Note: Support of Persistent Volumes is going to be released soon.
When enabled by the remote GPUs Service Provider, pods running on the GPU can be accessed only from the public Internet by creating a Kubernetes Service in your local cluster with type=LoadBalancer
and loadBalancerClass=k8s.gpu
as in the following example:
apiVersion: v1
kind: Service
metadata:
name: inference
spec:
loadBalancerClass: k8s.gpu # Maake sure to use this loadBalancerClass.
ports:
- name: http
port: 80
protocol: TCP
targetPort: 8080
selector:
run: inference # This selector must match the Pod label
sessionAffinity: None
type: LoadBalancer
Make sure in your cluster, there are no other Load Balancer Controllers, eg. MetalLB, listening for the same
loadBalancerClass=k8s.gpu
. Any default load balancer implementation from Public Cloud Providers should ignore Services that set this field.

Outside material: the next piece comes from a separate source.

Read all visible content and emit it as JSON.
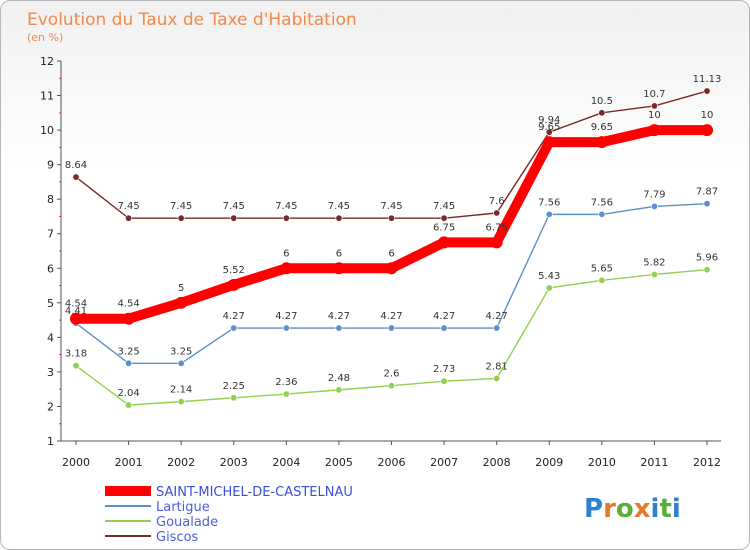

The HTTPS endpoint is in the form of ${service.metadata.uid}-${tenant.metadata.name}.cloud.provider.tld
where cloud.provider.tld
is the FQDN of the remote GPU Service Provider.
Once the service is created, it should appears as this:
$ kubectl get svc
NAME TYPE CLUSTER-IP EXTERNAL-IP PORT(S) AGE
inference LoadBalancer 10.32.1.166 8d0a8f33-e9f9-434a-b3de-9ae58ac9de76-skg00000.cloud.provider.tld 80:31466/TCP 3m
You can access the pod from public internet:
$ curl -k https://8d0a8f33-e9f9-434a-b3de-9ae58ac9de76-skg00000.cloud.provider.tld
It works!
If you want do that, make sure you have your authentication in place!
The K8sGPU is a work-in-progress solution. As with many new technologies, it can be improved over time. Currently, the following limitations apply:
- Pods cannot mount local storage
- Pods cannot access other local services running in your cluster
- Pods cannot be exposed on the local cluster
- Pods cannot violate the Pod Security Standard Baseline profile.
Pods running on the virtual node can be inspected as usual:
$ kubectl describe pod stable-diffusion-pod
Logs are also collected:
$ kubectl logs -f stable-diffusion-pod
It is possible to exec into the pod:
$ kubectl exec -it stable-diffusion-pod -- bash
If a pod is not scheduled, make sure you have set the resource requests and limits according to the assigned RuntimeClass.